Es ist natürlich schon cool, dass ich dauernd von allen Seiten höre, wie toll ich aussehe. Wie faszinierend das ist, dass ich so vital wirke. Wieviel Energie ich doch habe. Mit all den Komplimenten puste ich die Rettungsweste so prall auf, dass es eng wird, da drin. Aber mal ganz ehrlich, ich bin einfach so abartig traurig. Es ist eigentlich nicht auszuhalten. Das alles ist nur Kosmetik. Ich will das elende Häuflein, das ich innen bin, nicht auch noch im Außen darstellen. Dann lieber fesch. 
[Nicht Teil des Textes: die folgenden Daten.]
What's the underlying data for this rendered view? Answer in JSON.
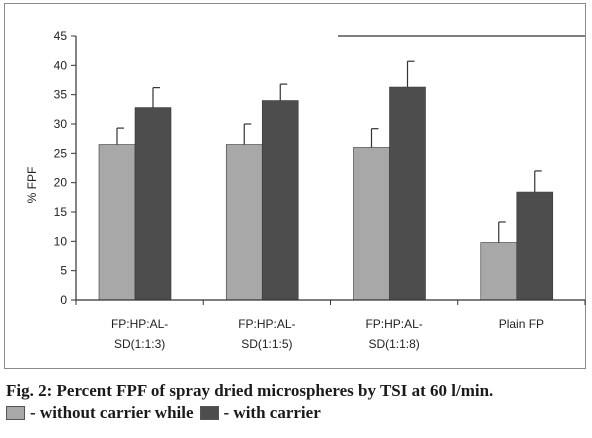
{
  "chart_data": {
    "type": "bar",
    "categories": [
      [
        "FP:HP:AL-",
        "SD(1:1:3)"
      ],
      [
        "FP:HP:AL-",
        "SD(1:1:5)"
      ],
      [
        "FP:HP:AL-",
        "SD(1:1:8)"
      ],
      [
        "Plain FP"
      ]
    ],
    "series": [
      {
        "name": "- without carrier while",
        "values": [
          26.5,
          26.5,
          26.0,
          9.8
        ],
        "errors": [
          2.8,
          3.5,
          3.2,
          3.5
        ],
        "color": "#a8a8a8"
      },
      {
        "name": "- with carrier",
        "values": [
          32.8,
          34.0,
          36.3,
          18.4
        ],
        "errors": [
          3.4,
          2.8,
          4.4,
          3.6
        ],
        "color": "#4d4d4d"
      }
    ],
    "ylabel": "% FPF",
    "xlabel": "",
    "ylim": [
      0,
      45
    ],
    "yticks": [
      0,
      5,
      10,
      15,
      20,
      25,
      30,
      35,
      40,
      45
    ],
    "gridlines": [
      45
    ],
    "grid": false,
    "legend_placement": "caption-below"
  },
  "caption": {
    "title": "Fig. 2: Percent FPF of spray dried microspheres by TSI at 60 l/min.",
    "legend_items": [
      "- without carrier while",
      "- with carrier"
    ],
    "legend_colors": [
      "#a8a8a8",
      "#4d4d4d"
    ]
  }
}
Und weißt Du, was noch? Mein Körper, dieses Miststück, macht mit 51 Jahren immer noch einen auf "Hach, ich bin so fruchtbar!". Ich erkläre meiner Gebärmutter, hör zu, das hier ist eine schlimme Krise und es würde mir entgegenkommen, wenn Du Dich mal entspannst und durchlockerst. Den Eierstöcken sage ich, Mädels, ihr könnt euch zurückziehen. Kommt eh nix sinnvolles mehr bei eurer Produktion rum. Den Hormonen sage ich, bitte alle mal beruhigen und einen Gang zurückschalten. Aber das ganze Pack pellt sich ein Ei drauf und veranstaltet ein Happy Feuerwerk an Fruchtbarkeitsreminiszenzen. Weshalb ich ständig zwischen Liebeskummer, PMS und klimakterischen Anfällen hin und her rutsche. Das hält doch niemand aus. 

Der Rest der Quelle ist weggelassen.